Related subjects →  Tutorial , Change , Greyscale , Example .

Transforming a PDF into greyscale with a list of actions in Enfocus PitStop.

This is a very simple example of how to create an action list in PitStop to understand how the action list "Editor" works. The action list created will change the entire content of a PDF to greyscale (regardless of the original colour mode).

To start, In Acrobat, we open a PDF so that, when changing it, we can see how the new action works.

Warning: This document must have features that allow us to check that the list works all right and it does not do anything we don't want it to do. This step is not essential; it is possible to create an action without any document open, but until we get used to work with PitStop, it is advisable to create actions this way.

The list of actions existing in a systemn with Enfocus PitStop.

We open the PitStop action lists window ("PitStop Pro - Action lists" menu). Then we place the cursor on the "Local" group icon to create the list there.

Creating a new list of actions in a list of actions in Enfocus PitStop.

With the right button of the mouse, we choose the option "New - New" to create a new action from scratch.

The properties of a list of actions in Enfocus PitStop.

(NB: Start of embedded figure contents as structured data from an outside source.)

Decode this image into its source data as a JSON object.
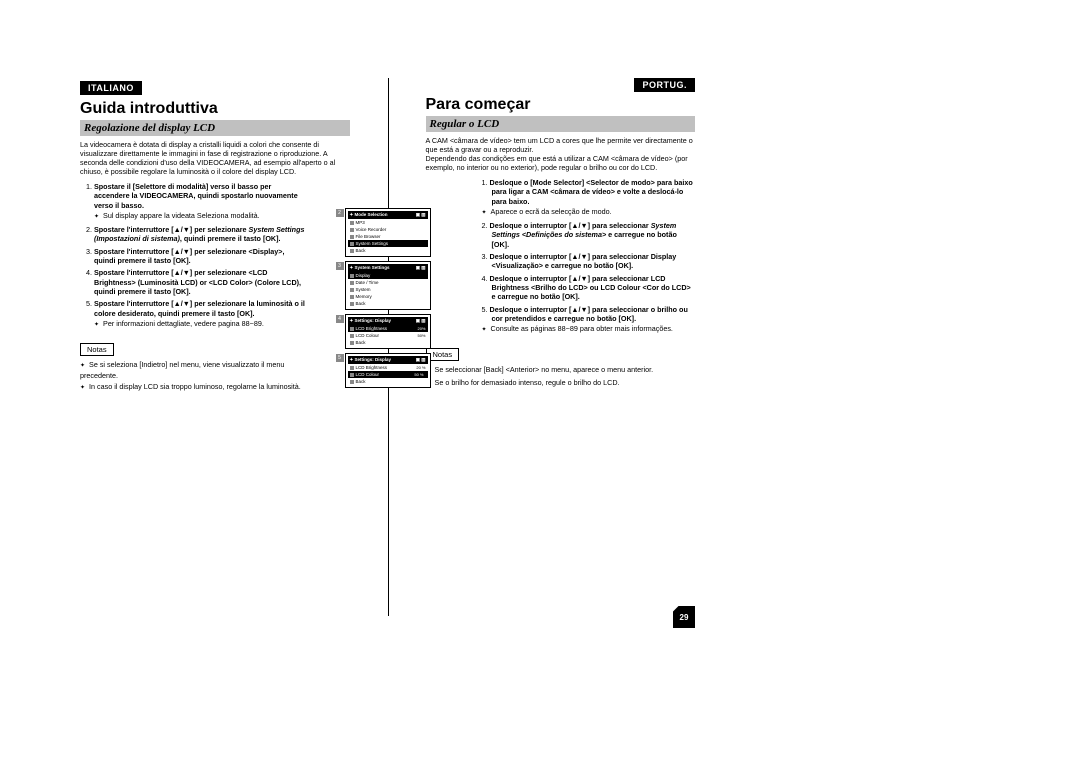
{
  "left": {
    "lang": "ITALIANO",
    "title": "Guida introduttiva",
    "subtitle": "Regolazione del display LCD",
    "intro": "La videocamera è dotata di display a cristalli liquidi a colori che consente di visualizzare direttamente le immagini in fase di registrazione o riproduzione. A seconda delle condizioni d'uso della VIDEOCAMERA, ad esempio all'aperto o al chiuso, è possibile regolare la luminosità o il colore del display LCD.",
    "steps": [
      {
        "b": "Spostare il [Selettore di modalità] verso il basso per accendere la VIDEOCAMERA, quindi spostarlo nuovamente verso il basso.",
        "sub": "Sul display appare la videata Seleziona modalità."
      },
      {
        "b": "Spostare l'interruttore [▲/▼] per selezionare ",
        "i": "System Settings (Impostazioni di sistema)",
        "b2": ", quindi premere il tasto [OK]."
      },
      {
        "b": "Spostare l'interruttore [▲/▼] per selezionare <Display>, quindi premere il tasto [OK]."
      },
      {
        "b": "Spostare l'interruttore [▲/▼] per selezionare <LCD Brightness> (Luminosità LCD) or <LCD Color> (Colore LCD), quindi premere il tasto [OK]."
      },
      {
        "b": "Spostare l'interruttore [▲/▼] per selezionare la luminosità o il colore desiderato, quindi premere il tasto [OK].",
        "sub": "Per informazioni dettagliate, vedere pagina 88~89."
      }
    ],
    "notesLabel": "Notas",
    "notes": [
      "Se si seleziona [Indietro] nel menu, viene visualizzato il menu precedente.",
      "In caso il display LCD sia troppo luminoso, regolarne la luminosità."
    ]
  },
  "right": {
    "lang": "PORTUG.",
    "title": "Para começar",
    "subtitle": "Regular o LCD",
    "intro": "A CAM <câmara de vídeo> tem um LCD a cores que lhe permite ver directamente o que está a gravar ou a reproduzir.\nDependendo das condições em que está a utilizar a CAM <câmara de vídeo> (por exemplo, no interior ou no exterior), pode regular o brilho ou cor do LCD.",
    "steps": [
      {
        "b": "Desloque o [Mode Selector] <Selector de modo> para baixo para ligar a CAM <câmara de vídeo> e volte a deslocá-lo para baixo.",
        "sub": "Aparece o ecrã da selecção de modo."
      },
      {
        "b": "Desloque o interruptor [▲/▼] para seleccionar ",
        "i": "System Settings <Definições do sistema>",
        "b2": " e carregue no botão [OK]."
      },
      {
        "b": "Desloque o interruptor [▲/▼] para seleccionar Display <Visualização> e carregue no botão [OK]."
      },
      {
        "b": "Desloque o interruptor [▲/▼] para seleccionar LCD Brightness <Brilho do LCD> ou LCD Colour <Cor do LCD> e carregue no botão [OK]."
      },
      {
        "b": "Desloque o interruptor [▲/▼] para seleccionar o brilho ou cor pretendidos e carregue no botão [OK].",
        "sub": "Consulte as páginas 88~89 para obter mais informações."
      }
    ],
    "notesLabel": "Notas",
    "notes": [
      "Se seleccionar [Back] <Anterior> no menu, aparece o menu anterior.",
      "Se o brilho for demasiado intenso, regule o brilho do LCD."
    ]
  },
  "page_number": "29",
  "screens": [
    {
      "num": "2",
      "title": "Mode Selection",
      "rows": [
        {
          "t": "MP3"
        },
        {
          "t": "Voice Recorder"
        },
        {
          "t": "File Browser"
        },
        {
          "t": "System Settings",
          "sel": true
        },
        {
          "t": "Back"
        }
      ]
    },
    {
      "num": "3",
      "title": "System Settings",
      "rows": [
        {
          "t": "Display",
          "sel": true
        },
        {
          "t": "Date / Time"
        },
        {
          "t": "System"
        },
        {
          "t": "Memory"
        },
        {
          "t": "Back"
        }
      ]
    },
    {
      "num": "4",
      "title": "Settings: Display",
      "rows": [
        {
          "t": "LCD Brightness",
          "v": "20%",
          "sel": true
        },
        {
          "t": "LCD Colour",
          "v": "50%"
        },
        {
          "t": "Back"
        }
      ]
    },
    {
      "num": "5",
      "title": "Settings: Display",
      "rows": [
        {
          "t": "LCD Brightness",
          "v": "20 %"
        },
        {
          "t": "LCD Colour",
          "v": "50 %",
          "sel": true,
          "vbox": true
        },
        {
          "t": "Back"
        }
      ]
    }
  ]
}
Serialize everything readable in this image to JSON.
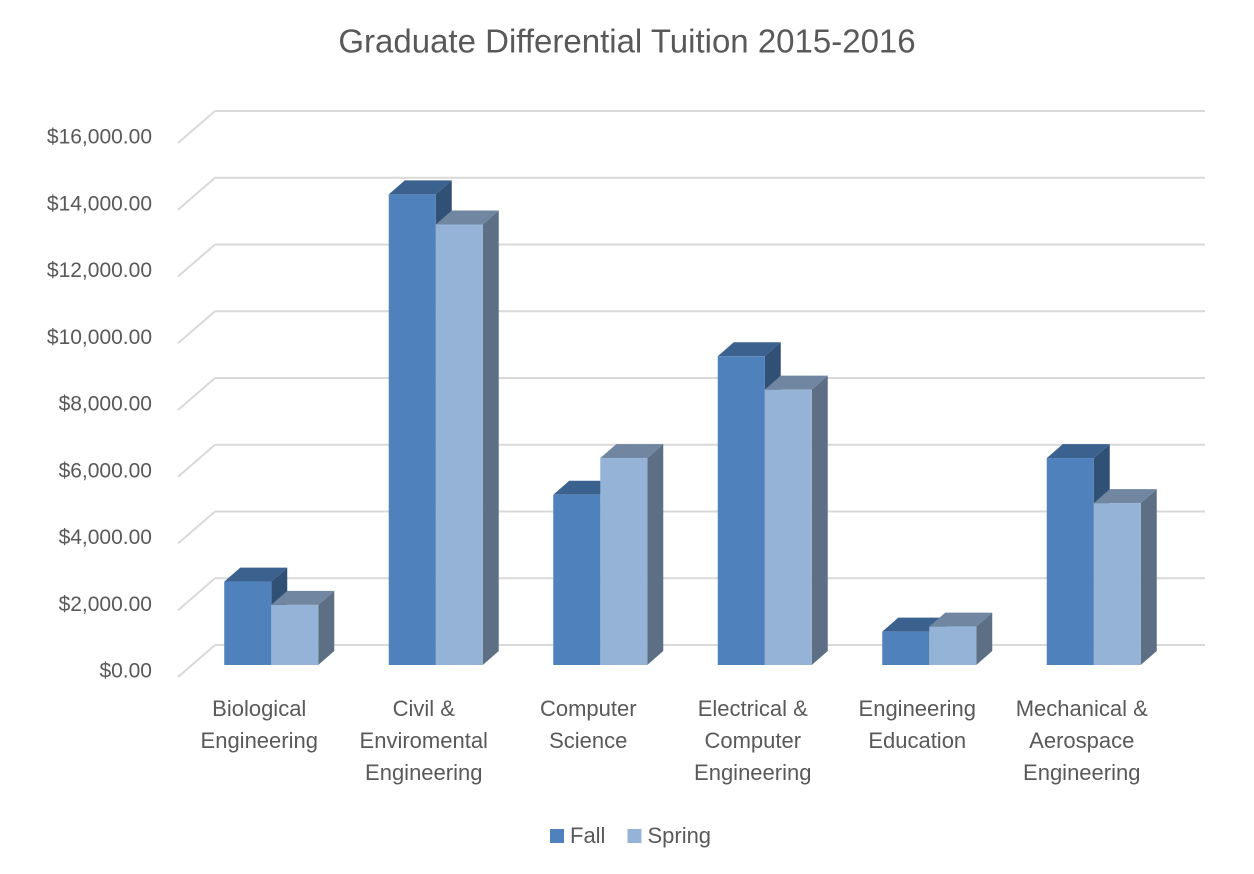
{
  "chart_data": {
    "type": "bar3d",
    "title": "Graduate Differential Tuition 2015-2016",
    "categories": [
      "Biological Engineering",
      "Civil & Enviromental Engineering",
      "Computer Science",
      "Electrical & Computer Engineering",
      "Engineering Education",
      "Mechanical & Aerospace Engineering"
    ],
    "series": [
      {
        "name": "Fall",
        "color": "#4f81bd",
        "values": [
          2500,
          14100,
          5100,
          9250,
          1000,
          6200
        ]
      },
      {
        "name": "Spring",
        "color": "#95b3d7",
        "values": [
          1800,
          13200,
          6200,
          8250,
          1150,
          4850
        ]
      }
    ],
    "ylim": [
      0,
      16000
    ],
    "yticks": [
      {
        "value": 0,
        "label": "$0.00"
      },
      {
        "value": 2000,
        "label": "$2,000.00"
      },
      {
        "value": 4000,
        "label": "$4,000.00"
      },
      {
        "value": 6000,
        "label": "$6,000.00"
      },
      {
        "value": 8000,
        "label": "$8,000.00"
      },
      {
        "value": 10000,
        "label": "$10,000.00"
      },
      {
        "value": 12000,
        "label": "$12,000.00"
      },
      {
        "value": 14000,
        "label": "$14,000.00"
      },
      {
        "value": 16000,
        "label": "$16,000.00"
      }
    ],
    "grid": true,
    "legend": "bottom"
  }
}
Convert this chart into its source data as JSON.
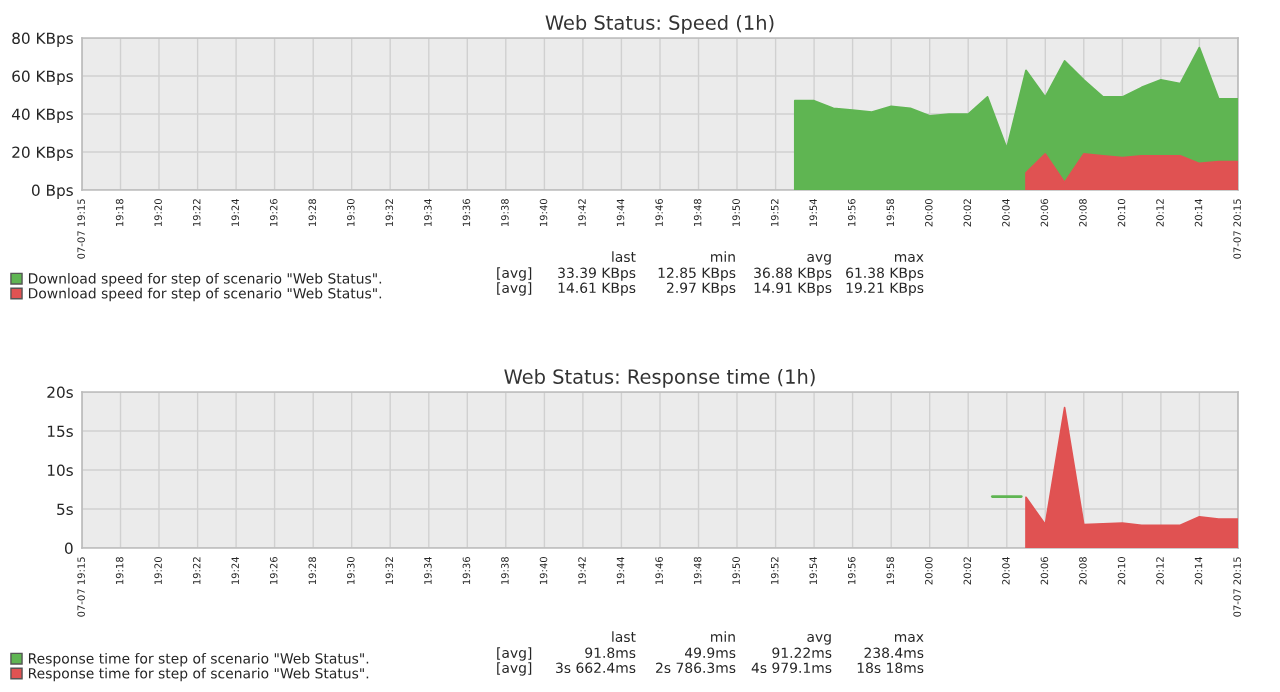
{
  "chart_data": [
    {
      "type": "area",
      "title": "Web Status: Speed (1h)",
      "grid": true,
      "legend": "bottom",
      "xlim": [
        19.2667,
        20.2667
      ],
      "xticks": [
        {
          "value": 19.2667,
          "label": "07-07 19:15"
        },
        {
          "value": 19.3,
          "label": "19:18"
        },
        {
          "value": 19.3333,
          "label": "19:20"
        },
        {
          "value": 19.3667,
          "label": "19:22"
        },
        {
          "value": 19.4,
          "label": "19:24"
        },
        {
          "value": 19.4333,
          "label": "19:26"
        },
        {
          "value": 19.4667,
          "label": "19:28"
        },
        {
          "value": 19.5,
          "label": "19:30"
        },
        {
          "value": 19.5333,
          "label": "19:32"
        },
        {
          "value": 19.5667,
          "label": "19:34"
        },
        {
          "value": 19.6,
          "label": "19:36"
        },
        {
          "value": 19.6333,
          "label": "19:38"
        },
        {
          "value": 19.6667,
          "label": "19:40"
        },
        {
          "value": 19.7,
          "label": "19:42"
        },
        {
          "value": 19.7333,
          "label": "19:44"
        },
        {
          "value": 19.7667,
          "label": "19:46"
        },
        {
          "value": 19.8,
          "label": "19:48"
        },
        {
          "value": 19.8333,
          "label": "19:50"
        },
        {
          "value": 19.8667,
          "label": "19:52"
        },
        {
          "value": 19.9,
          "label": "19:54"
        },
        {
          "value": 19.9333,
          "label": "19:56"
        },
        {
          "value": 19.9667,
          "label": "19:58"
        },
        {
          "value": 20,
          "label": "20:00"
        },
        {
          "value": 20.0333,
          "label": "20:02"
        },
        {
          "value": 20.0667,
          "label": "20:04"
        },
        {
          "value": 20.1,
          "label": "20:06"
        },
        {
          "value": 20.1333,
          "label": "20:08"
        },
        {
          "value": 20.1667,
          "label": "20:10"
        },
        {
          "value": 20.2,
          "label": "20:12"
        },
        {
          "value": 20.2333,
          "label": "20:14"
        },
        {
          "value": 20.2667,
          "label": "07-07 20:15"
        }
      ],
      "ylim": [
        0,
        80
      ],
      "yticks": [
        {
          "value": 0,
          "label": "0 Bps"
        },
        {
          "value": 20,
          "label": "20 KBps"
        },
        {
          "value": 40,
          "label": "40 KBps"
        },
        {
          "value": 60,
          "label": "60 KBps"
        },
        {
          "value": 80,
          "label": "80 KBps"
        }
      ],
      "series": [
        {
          "name": "Download speed for step of scenario \"Web Status\".",
          "color": "#5fb552",
          "x": [
            19.8833,
            19.9,
            19.9167,
            19.9333,
            19.95,
            19.9667,
            19.9833,
            20,
            20.0167,
            20.0333,
            20.05,
            20.0667,
            20.0833,
            20.1,
            20.1167,
            20.1333,
            20.15,
            20.1667,
            20.1833,
            20.2,
            20.2167,
            20.2333,
            20.25,
            20.2667
          ],
          "values": [
            47,
            47,
            43,
            42,
            41,
            44,
            43,
            39,
            40,
            40,
            49,
            22,
            63,
            49,
            68,
            58,
            49,
            49,
            54,
            58,
            56,
            75,
            48,
            48
          ]
        },
        {
          "name": "Download speed for step of scenario \"Web Status\".",
          "color": "#e05252",
          "x": [
            20.0833,
            20.1,
            20.1167,
            20.1333,
            20.15,
            20.1667,
            20.1833,
            20.2,
            20.2167,
            20.2333,
            20.25,
            20.2667
          ],
          "values": [
            9,
            19,
            4,
            19,
            18,
            17,
            18,
            18,
            18,
            14,
            15,
            15
          ]
        }
      ],
      "annotations": [
        "last",
        "min",
        "avg",
        "max",
        "[avg]",
        "33.39 KBps",
        "12.85 KBps",
        "36.88 KBps",
        "61.38 KBps",
        "[avg]",
        "14.61 KBps",
        "2.97 KBps",
        "14.91 KBps",
        "19.21 KBps"
      ]
    },
    {
      "type": "area",
      "title": "Web Status: Response time (1h)",
      "grid": true,
      "legend": "bottom",
      "xlim": [
        19.2667,
        20.2667
      ],
      "xticks": [
        {
          "value": 19.2667,
          "label": "07-07 19:15"
        },
        {
          "value": 19.3,
          "label": "19:18"
        },
        {
          "value": 19.3333,
          "label": "19:20"
        },
        {
          "value": 19.3667,
          "label": "19:22"
        },
        {
          "value": 19.4,
          "label": "19:24"
        },
        {
          "value": 19.4333,
          "label": "19:26"
        },
        {
          "value": 19.4667,
          "label": "19:28"
        },
        {
          "value": 19.5,
          "label": "19:30"
        },
        {
          "value": 19.5333,
          "label": "19:32"
        },
        {
          "value": 19.5667,
          "label": "19:34"
        },
        {
          "value": 19.6,
          "label": "19:36"
        },
        {
          "value": 19.6333,
          "label": "19:38"
        },
        {
          "value": 19.6667,
          "label": "19:40"
        },
        {
          "value": 19.7,
          "label": "19:42"
        },
        {
          "value": 19.7333,
          "label": "19:44"
        },
        {
          "value": 19.7667,
          "label": "19:46"
        },
        {
          "value": 19.8,
          "label": "19:48"
        },
        {
          "value": 19.8333,
          "label": "19:50"
        },
        {
          "value": 19.8667,
          "label": "19:52"
        },
        {
          "value": 19.9,
          "label": "19:54"
        },
        {
          "value": 19.9333,
          "label": "19:56"
        },
        {
          "value": 19.9667,
          "label": "19:58"
        },
        {
          "value": 20,
          "label": "20:00"
        },
        {
          "value": 20.0333,
          "label": "20:02"
        },
        {
          "value": 20.0667,
          "label": "20:04"
        },
        {
          "value": 20.1,
          "label": "20:06"
        },
        {
          "value": 20.1333,
          "label": "20:08"
        },
        {
          "value": 20.1667,
          "label": "20:10"
        },
        {
          "value": 20.2,
          "label": "20:12"
        },
        {
          "value": 20.2333,
          "label": "20:14"
        },
        {
          "value": 20.2667,
          "label": "07-07 20:15"
        }
      ],
      "ylim": [
        0,
        20
      ],
      "yticks": [
        0,
        {
          "value": 5,
          "label": "5s"
        },
        {
          "value": 10,
          "label": "10s"
        },
        {
          "value": 15,
          "label": "15s"
        },
        {
          "value": 20,
          "label": "20s"
        }
      ],
      "series": [
        {
          "name": "Response time for step of scenario \"Web Status\".",
          "color": "#5fb552",
          "type": "line",
          "x": [
            20.0542,
            20.0792
          ],
          "values": [
            6.6,
            6.6
          ]
        },
        {
          "name": "Response time for step of scenario \"Web Status\".",
          "color": "#e05252",
          "x": [
            20.0833,
            20.1,
            20.1167,
            20.1333,
            20.1667,
            20.1833,
            20.2167,
            20.2333,
            20.25,
            20.2667
          ],
          "values": [
            6.5,
            3,
            18,
            3,
            3.2,
            2.9,
            2.9,
            4,
            3.7,
            3.7
          ]
        }
      ],
      "annotations": [
        "last",
        "min",
        "avg",
        "max",
        "[avg]",
        "91.8ms",
        "49.9ms",
        "91.22ms",
        "238.4ms",
        "[avg]",
        "3s 662.4ms",
        "2s 786.3ms",
        "4s 979.1ms",
        "18s 18ms"
      ]
    }
  ]
}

In the "Action list name" section, we give it a meaningful name; for example: "Convert everything to greyscale". If we want, we identify the "Author" or the "Company". In the "Action list description" area, we can add a brief resume of what the action does.

Warning: In the case of very basic lists, this may seem unnecessary, but when we have several a lot of similar actions and some of them are complex with slight differences, spending five minutes creating them can save us a lot of time later on.

Next, we expand the left part of the action list "Editor" window to display the side where the available actions are, to choose and add some to the list we are editing.

To add a command to an action list, we look for it in this left part and, once it has been located, we drag it to the centre or double-click on the name (the result is the same).

Placing and changing actions inside a list of actions in Enfocus PitStop.

We must remember that the commands work as a stack: those at the top are executed before those at the bottom. If we want to change the order of execution, we only have to place the cursor over the command in question and click on the up or down icons. If we want to delete an order, we place the cursor over its name and click on the delete icon.

Once we have finished or we want just to save whart we have done, we just click on the "OK" button (if we don't do that, all the work done in the list will be lost).

The normal processing order requires that we first select something to then change it. The reason for this is that selections allow us to delimit which elements are affected by a command. In action lists that contain more than one change or check command, it is common to use more than one selection-change/check sequence.

So, in this example, the first thing we will do is to select what we want to change. In fact, in most modern versions, when an action list is created from scratch, the "Select all" command is always included, to avoid inconsistencies.

In this case, as we want to change everything in the PDF, we leave that general selection command.

Selecting an action in a list of actions in Enfocus PitStop.

Next, we look for a change command that allows us to change everything to greyscale colour mode.

Converting color in a list of actions in Enfocus PitStop.

Click on the "Changes" icon (to delimit the available commands) and we look for the "Colour" section. There, we locate the commands that change colour spaces. If we don't know the commands yet, we double click on the name of the most likely candidates to add them to the list. In this case they are "Change colour" and "Convert colour".

When we examine each command, the options for each one (which are shown in the right-hand zone), we  can see that the command that does what we want is "Convert colour", not "Change colour".

Now we delete the unwanted command by clicking over its name and then pressing the "Delete" key or the icon explained above.

Converting color in a list of actions in Enfocus PitStop.

Next we modify the command options to set what those we want. In our case it is converting to greyscale, so we choose "Convert colour to: Grey". We leave the options "Fill colour" and "Stroke colour" ckecked on.

To see what the list does in each case, in the "Log" area, we set it to "Log". This means that PitStop will keep a record of the changes it makes. For the moment, as we are learning, we are interested that this happens always. In a production environtment it might not be the case.

We click "OK" and the order will be saved in our system, available for its use.

A very basic list of actions in Enfocus PitStop.

The next step is to test the list of actions to check wether it does everything we want and nothing we don't (which can happen more easily than it seems until we understand the logic of PitStop).

Selecting a list of actions in Enfocus PitStop to run it.

With a document open (at least in the Pro version of PitStop, the Server one works differently), and the "Action List" window open, we place the cursor over the name of the list of actions we want to execute ("Convert everything to Greyscale"). Then we check that the "Run in" option is set to "Complete document" / "All pages". We check as well that "Show results" is set to "Always" (so that we see what happens, whatever it is). Now we click "Run".

Running a list of actions in Enfocus PitStop.

If the process takes a while, we will see a progress bar that will disappear when the action has been executed.

The navigator of Enfocus PitStop.

Now, if the action has changed anything, PitStop's "Navigator" will pop up with the information about the changes made and the objects affected.

If we want to see what has changed in a given object, we just click on the name of the object in the browser window and PitStop will highlight it on the screen, adding a brief information about what has been done to it in the "Solution" zone.

If we are satisfied with the results, we have finished our first action list.